This is actually very similar to F Scott Fitzgerald's criticism of Summit Avenue back when it was newly built. I think stuff that is gimmicky and overdone tends to age well. Each era has its' own iteration of that. Once a building is no longer new I think it is the excessive gaudy stuff that becomes the marker of its' era and is most beloved. Simple boxes are simple boxes in every era.i find this project a little gimmicky and overdone, trying too hard. but this is uptown and perhaps a little of this is fine.

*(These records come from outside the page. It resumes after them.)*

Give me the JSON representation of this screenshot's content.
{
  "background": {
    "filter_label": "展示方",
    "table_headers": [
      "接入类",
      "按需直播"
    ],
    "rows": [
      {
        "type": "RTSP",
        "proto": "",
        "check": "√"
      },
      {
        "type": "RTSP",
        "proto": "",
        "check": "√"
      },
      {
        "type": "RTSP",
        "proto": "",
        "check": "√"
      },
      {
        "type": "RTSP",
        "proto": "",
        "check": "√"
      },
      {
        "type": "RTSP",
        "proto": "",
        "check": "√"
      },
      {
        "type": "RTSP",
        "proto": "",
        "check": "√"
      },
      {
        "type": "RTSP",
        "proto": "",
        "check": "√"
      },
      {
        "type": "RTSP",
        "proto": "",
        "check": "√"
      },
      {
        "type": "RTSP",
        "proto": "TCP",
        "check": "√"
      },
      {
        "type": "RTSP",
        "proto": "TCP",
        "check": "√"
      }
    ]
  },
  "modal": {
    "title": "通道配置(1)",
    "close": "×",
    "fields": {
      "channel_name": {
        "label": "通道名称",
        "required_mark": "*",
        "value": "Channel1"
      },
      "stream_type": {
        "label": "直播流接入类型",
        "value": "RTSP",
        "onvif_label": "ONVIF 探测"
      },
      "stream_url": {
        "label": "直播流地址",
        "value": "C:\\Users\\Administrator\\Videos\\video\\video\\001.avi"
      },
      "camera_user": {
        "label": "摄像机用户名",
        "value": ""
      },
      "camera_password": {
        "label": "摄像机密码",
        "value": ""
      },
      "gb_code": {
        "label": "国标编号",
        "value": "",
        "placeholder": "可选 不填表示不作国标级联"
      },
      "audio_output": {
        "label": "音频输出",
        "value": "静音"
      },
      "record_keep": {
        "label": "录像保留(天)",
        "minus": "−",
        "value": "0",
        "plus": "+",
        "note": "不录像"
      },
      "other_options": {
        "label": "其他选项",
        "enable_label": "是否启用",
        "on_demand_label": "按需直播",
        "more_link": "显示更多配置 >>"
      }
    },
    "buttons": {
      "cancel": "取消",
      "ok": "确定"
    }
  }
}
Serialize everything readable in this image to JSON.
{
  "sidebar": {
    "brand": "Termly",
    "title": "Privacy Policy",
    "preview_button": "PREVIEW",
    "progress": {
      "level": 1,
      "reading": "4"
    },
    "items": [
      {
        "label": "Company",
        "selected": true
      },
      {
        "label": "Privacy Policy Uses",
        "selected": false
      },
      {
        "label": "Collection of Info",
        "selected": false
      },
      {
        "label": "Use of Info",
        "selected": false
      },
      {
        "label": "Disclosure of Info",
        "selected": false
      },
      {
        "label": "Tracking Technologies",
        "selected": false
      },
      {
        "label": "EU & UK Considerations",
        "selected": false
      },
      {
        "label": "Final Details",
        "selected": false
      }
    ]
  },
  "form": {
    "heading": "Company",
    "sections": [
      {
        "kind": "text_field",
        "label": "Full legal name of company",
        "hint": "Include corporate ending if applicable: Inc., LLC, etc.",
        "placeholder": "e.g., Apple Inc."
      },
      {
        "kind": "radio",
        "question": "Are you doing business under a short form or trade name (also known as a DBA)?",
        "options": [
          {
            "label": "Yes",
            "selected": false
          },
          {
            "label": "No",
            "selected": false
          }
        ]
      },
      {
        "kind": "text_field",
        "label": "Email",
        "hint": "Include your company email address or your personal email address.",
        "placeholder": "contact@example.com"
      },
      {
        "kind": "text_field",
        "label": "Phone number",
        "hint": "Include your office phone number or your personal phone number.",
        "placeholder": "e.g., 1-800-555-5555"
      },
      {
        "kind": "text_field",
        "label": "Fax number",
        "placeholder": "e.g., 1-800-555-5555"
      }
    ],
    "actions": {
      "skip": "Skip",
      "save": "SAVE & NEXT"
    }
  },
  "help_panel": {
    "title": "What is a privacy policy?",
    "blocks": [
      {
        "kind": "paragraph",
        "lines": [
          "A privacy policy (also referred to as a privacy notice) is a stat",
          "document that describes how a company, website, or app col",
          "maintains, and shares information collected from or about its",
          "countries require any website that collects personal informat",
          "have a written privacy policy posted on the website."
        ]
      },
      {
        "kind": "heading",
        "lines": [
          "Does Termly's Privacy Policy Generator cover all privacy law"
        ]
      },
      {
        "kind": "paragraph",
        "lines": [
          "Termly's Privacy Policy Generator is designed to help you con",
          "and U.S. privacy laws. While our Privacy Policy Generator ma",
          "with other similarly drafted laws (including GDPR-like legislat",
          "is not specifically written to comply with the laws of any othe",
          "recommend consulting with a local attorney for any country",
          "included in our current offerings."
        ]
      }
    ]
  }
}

When my parents were younger they were friends with the son of Louis Skidmore of SOM. My dad once asked Louis Skidmore why everybody was tearing down beautiful old Victorian buildings and replacing them with modernist boxes. Skidmore's answer was that Victorian architecture was gaudy and kitsch and that nobody with good taste liked it anymore. The ornamentation was excessive, the clean, sleek lines of Modernism were far superior. I have always remembered this vignette as an example of how people of one era might judge architecture in completely different terms than the next.
I suspect that a lot of the residential architecture being built today will be loved a century from now. Even stuff that we criticize now like Murals or 222 Hennepin. The quality of architecture of smaller buildings has been on a serious upswing over the last decade but we are generally unable to recognize it because this city is full of obsessive perfectionists.